Some Women Need More Medications Than Men
Researchers report that women have a greater burden of hypertension than their male counterparts and they receive more aggressive treatment for it, yet they obtain no better blood pressure control.
In addition, the researchers say that the impact of hypertension on mortality or recurrent cardiac events was similar between men and women.
Reporting their findings at the annual scientific session of the American Heart Association, the Duke University scientists say there are great opportunities to improve medical therapy and outcomes in women.
Cardiologist Kristin Newby, of the Duke Clinical Research Institute, wanted to know how the prevalence and treatment of hypertension varied between the sexes in patients who came to the hospital with an acute coronary syndrome (ACS). ACS refers to a sudden and severe heart condition resulting from a clot narrowing or blocking a coronary artery that requires aggressive treatment but may not have developed into a full-blown heart attack.
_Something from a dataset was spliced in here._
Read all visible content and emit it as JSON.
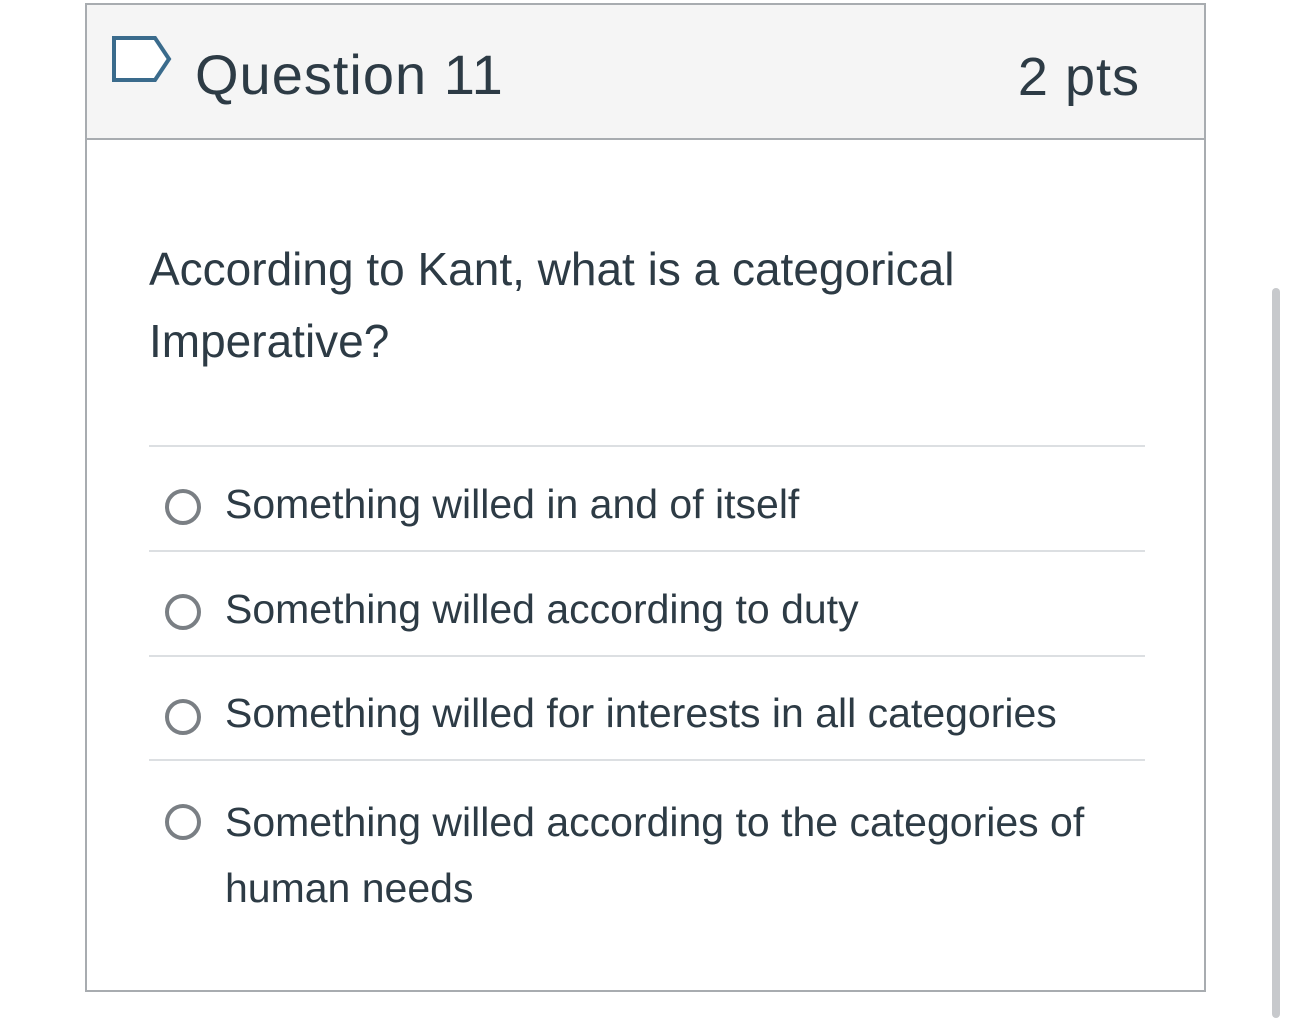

When a patient with sudden onset of chest pain arrives in the hospital, the physician must quickly determine whether the symptoms are due to unstable angina or a frank heart attack.
Hypertension is an independent risk factor for death or further cardiac events after ACS, Dr. Newby explains. But when you adjust for factors such as age, kidney function, diabetes, or other heart problems, the risks turn out to be about the same.
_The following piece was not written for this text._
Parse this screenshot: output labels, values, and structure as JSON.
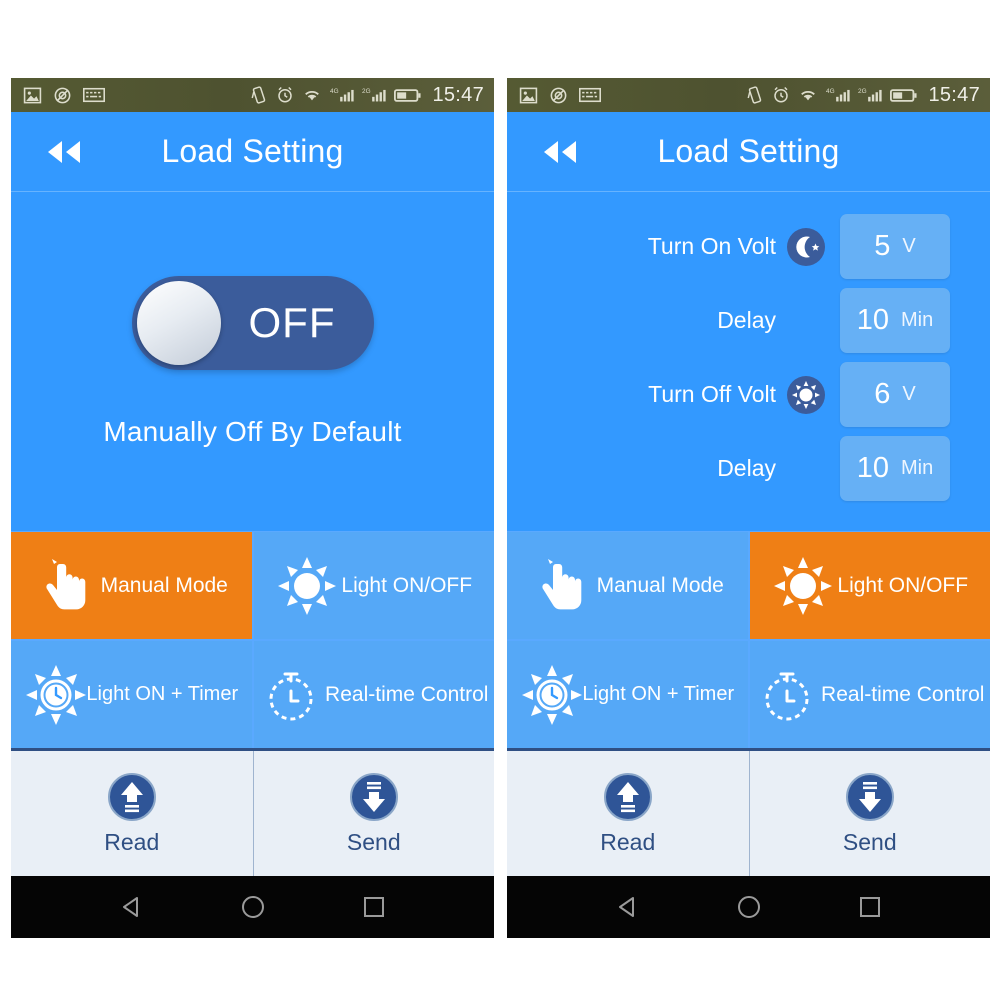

"The difference in outcomes does not appear to be due totally to gender, but at least in part to these and other factors," Dr. Newby says.
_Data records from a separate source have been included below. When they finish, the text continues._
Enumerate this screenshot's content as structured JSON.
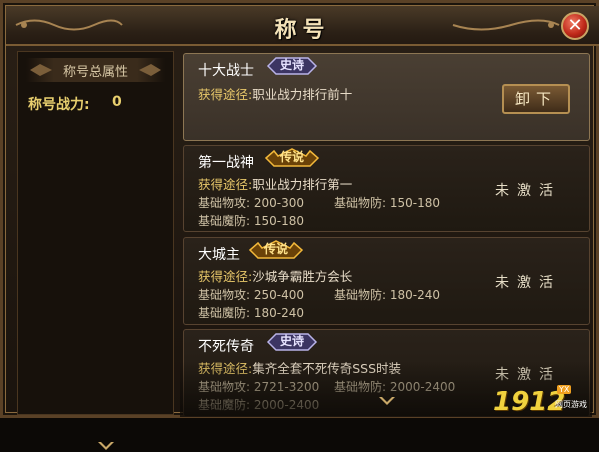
{
  "window": {
    "title": "称号",
    "close_glyph": "✕"
  },
  "left_panel": {
    "header": "称号总属性",
    "power_label": "称号战力:",
    "power_value": "0"
  },
  "titles": [
    {
      "name": "十大战士",
      "badge": "史诗",
      "badge_color": "#b9b3e8",
      "acquire_label": "获得途径:",
      "acquire_value": "职业战力排行前十",
      "selected": true,
      "button": "卸下"
    },
    {
      "name": "第一战神",
      "badge": "传说",
      "badge_color": "#f2b83a",
      "acquire_label": "获得途径:",
      "acquire_value": "职业战力排行第一",
      "stats": [
        {
          "label": "基础物攻:",
          "value": "200-300"
        },
        {
          "label": "基础物防:",
          "value": "150-180"
        },
        {
          "label": "基础魔防:",
          "value": "150-180"
        }
      ],
      "status": "未激活"
    },
    {
      "name": "大城主",
      "badge": "传说",
      "badge_color": "#f2b83a",
      "acquire_label": "获得途径:",
      "acquire_value": "沙城争霸胜方会长",
      "stats": [
        {
          "label": "基础物攻:",
          "value": "250-400"
        },
        {
          "label": "基础物防:",
          "value": "180-240"
        },
        {
          "label": "基础魔防:",
          "value": "180-240"
        }
      ],
      "status": "未激活"
    },
    {
      "name": "不死传奇",
      "badge": "史诗",
      "badge_color": "#b9b3e8",
      "acquire_label": "获得途径:",
      "acquire_value": "集齐全套不死传奇SSS时装",
      "stats": [
        {
          "label": "基础物攻:",
          "value": "2721-3200"
        },
        {
          "label": "基础物防:",
          "value": "2000-2400"
        },
        {
          "label": "基础魔防:",
          "value": "2000-2400"
        }
      ],
      "status": "未激活"
    }
  ],
  "watermark": {
    "number": "1912",
    "tag": "YX",
    "sub": "网页游戏"
  }
}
Dr. Franz Messerli of the Ochsner Clinic Foundation Hospital in New Orleans, says, "It's harder for women to get to the goals [normal blood pressure readings], but despite that, women do remarkably well."
An encouraging finding, Dr. Messerli says, is that even though women received intense antihypertensive therapy and were not as well-controlled as men, "their outcomes are about the same."
Researchers Look at Data from Earlier Studies
To conduct the study, Dr. Newby consulted data gathered from two related international trials - SYMPHONY and 2nd SYMPHONY (Sibrafabin vs. aspirin to yield maximum protection from ischemic heart events post-acute coronary syndromes)
While these trials were designed to compare the effectiveness of aspirin to a new class of drugs that dissolves blood clots, researchers at the 931 participating centers also collected data on each patient's medication history and outcomes.
Dr. Newby's analysis included 2,091 women and 5,084 men enrolled in the SYMPHONY trials in the US. She found that 63 percent of women had hypertension, compared to 50 percent of the men. The women with hypertension tended to be older, had reduced kidney function, and more often had diabetes and a history of heart failure when compared to men.
However, women had fewer previous heart attacks or invasive procedures to improve blood flow to the heart.
"What we found so interesting was that women received more and different agents to reduce blood pressure than did the men," Dr. Newby said. "What is confusing is that this difference in the number of drugs to control hypertension still did not have any significant effect, when compared to the men."
The classes of medications used most often to control blood pressure were ACE inhibitors, beta-blockers, calcium channel blockers, and diuretics.
Specifically, 16 percent of the women required three different medications to control hypertension, compared to 13 percent for men. Almost 35 percent of women received two different medications, compared to 30 percent for men.
Only one type of medication, diuretics, appeared to be prescribed to women more often than to men - 33 percent in women compared to 19 percent in men.
"While women were more likely to get multi-drug treatments, they still had higher blood pressures," Dr. Newby says. Systolic pressure was 150 millimeters of mercury (mmHg) at presentation in women and 147 mmHg in men, she reports.
Even after treatment for the ACS, blood pressure remained higher in women (126 mmHg vs. 124 mmHg in men).
Finding Best Treatment for Women a Goal
"Thus, it is not clear if women are not getting the right medicines, are getting them in the wrong doses, or if other factors are responsible for the need for more medications in women to attain similar control," Dr. Newby says.
Dr. Newby says that physicians need to be aggressive in treating hypertension, whether their patients are male or female. She added that awareness of the disease, both on the part of physicians and patients, is important to reducing the prevalence of hypertension and therefore reduce the risk for heart attacks.
"Hypertension is often forgotten about, a silent disease," she says. "Awareness may be the key, since the disease itself does not make patients feel bad. A lack of awareness affects compliance with medications, going to the doctor for check-ups, eating healthful meals, all those things that are helpful in keeping hypertension in control."
Always consult your physician for a diagnosis.